Concrètement, ce décret octroie aux communes l'équivalent de 600 emplois temps-plein. Des actions de lutte contre la toxicomanie, d'écoles de devoirs, d'encadrement de jeunes délinquants, d'animation sociale des quartiers, d'alphabétisation… sont ainsi durablement renforcées.

Dans le cadre de la mise en œuvre de ces actions de prévention, un accent tout particulier a été mis sur la concertation entre les différents services et acteurs impliqués par la prévention de proximité, sur le territoire de la ou des communes concernées, et sur la complémentarité des actions développées avec les éventuelles actions menées par les autres acteurs, publics ou privés. 

Ce décret s'inscrit dans le cadre plus large du Plan ZEN. Ce plan permet de mobiliser les moyens nécessaires pour permettre aux habitants des villes et communes de Wallonie de vivre dans un environnement serein et tranquille.

En effet, il est incontestable que le sentiment de sécurité est aussi fonction de l'environnement dans lequel on vit, on travaille ou encore on se déplace. Des expériences ont également démontré la forte corrélation entre d'une part un aménagement urbain propre, bien éclairé, et d'autre part le sentiment de sécurité.

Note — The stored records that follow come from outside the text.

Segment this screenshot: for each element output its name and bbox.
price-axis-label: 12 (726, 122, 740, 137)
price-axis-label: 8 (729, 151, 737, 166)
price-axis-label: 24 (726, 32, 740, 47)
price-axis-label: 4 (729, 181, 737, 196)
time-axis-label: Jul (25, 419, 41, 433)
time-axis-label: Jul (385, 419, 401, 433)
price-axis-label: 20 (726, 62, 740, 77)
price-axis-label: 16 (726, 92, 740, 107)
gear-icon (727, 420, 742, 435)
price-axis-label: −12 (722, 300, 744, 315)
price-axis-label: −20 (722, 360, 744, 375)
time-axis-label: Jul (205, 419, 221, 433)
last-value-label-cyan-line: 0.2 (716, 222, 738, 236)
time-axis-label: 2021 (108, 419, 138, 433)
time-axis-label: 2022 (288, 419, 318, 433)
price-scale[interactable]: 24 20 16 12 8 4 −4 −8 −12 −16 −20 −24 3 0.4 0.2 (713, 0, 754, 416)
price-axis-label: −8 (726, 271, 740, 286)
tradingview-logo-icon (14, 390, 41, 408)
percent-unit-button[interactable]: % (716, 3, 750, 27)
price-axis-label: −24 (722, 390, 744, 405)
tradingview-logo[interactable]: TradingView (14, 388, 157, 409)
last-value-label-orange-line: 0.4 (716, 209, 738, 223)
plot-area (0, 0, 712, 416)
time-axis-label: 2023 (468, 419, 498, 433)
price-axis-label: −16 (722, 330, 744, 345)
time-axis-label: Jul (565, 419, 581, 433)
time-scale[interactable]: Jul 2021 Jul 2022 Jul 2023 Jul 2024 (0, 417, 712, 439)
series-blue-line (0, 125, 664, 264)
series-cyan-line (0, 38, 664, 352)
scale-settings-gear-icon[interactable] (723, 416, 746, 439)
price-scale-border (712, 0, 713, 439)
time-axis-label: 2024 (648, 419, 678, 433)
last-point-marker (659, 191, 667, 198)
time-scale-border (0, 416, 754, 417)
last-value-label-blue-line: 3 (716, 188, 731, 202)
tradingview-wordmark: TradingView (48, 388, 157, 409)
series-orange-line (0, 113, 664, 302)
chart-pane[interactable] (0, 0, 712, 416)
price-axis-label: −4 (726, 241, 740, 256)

Aussi, d'importants moyens financiers (30 millions d'euros en 2003, soit + 30% par rapport à 2002) ont été débloqués pour améliorer la sécurité dans les quartiers. Sur le terrain, ces moyens ont permis d'acquérir du matériel de propreté publique, mais également d'améliorer l'éclairage public, de sécuriser les abords des écoles, d'installer des plateaux ralentisseurs et des feux clignotants,…

Enfin, et j'en terminerai par là, s'il est un élément fondamental à mes yeux dans la lutte contre le phénomène qui sera abordé durant ces deux journées, il tient sans doute en un seul mot : respect. Le respect est un sentiment qui doit se former et que nous avons tous à apprendre et à exercer, à l'école et partout ailleurs. Le respect mutuel, la reconnaissance de tous par tous, mais aussi le respect de la loi et des règles. La pire violence que nous pourrions exercer sur les jeunes serait de leur faire croire que les lois et les règles sont optionnelles, qu'on peut y déroger au gré de ses intérêts. Nous avons tous des devoirs et obligations. Cela doit s'apprendre dès le plus jeune âge.

Je suis persuadé que nous pourrons faire reculer le racket si, par le respect, nous savons redonner confiance aux jeunes, confiance en eux-mêmes, confiance dans leurs formidables potentialités, et si nous savons aussi mieux faire confiance aux jeunes en leur laissant prendre des initiatives.
Faire réfléchir et faire agir les élèves, en particulier les plus jeunes, sur la violence dont ils peuvent être victimes et auteurs apparaît, aujourd'hui plus que jamais, comme une exigence.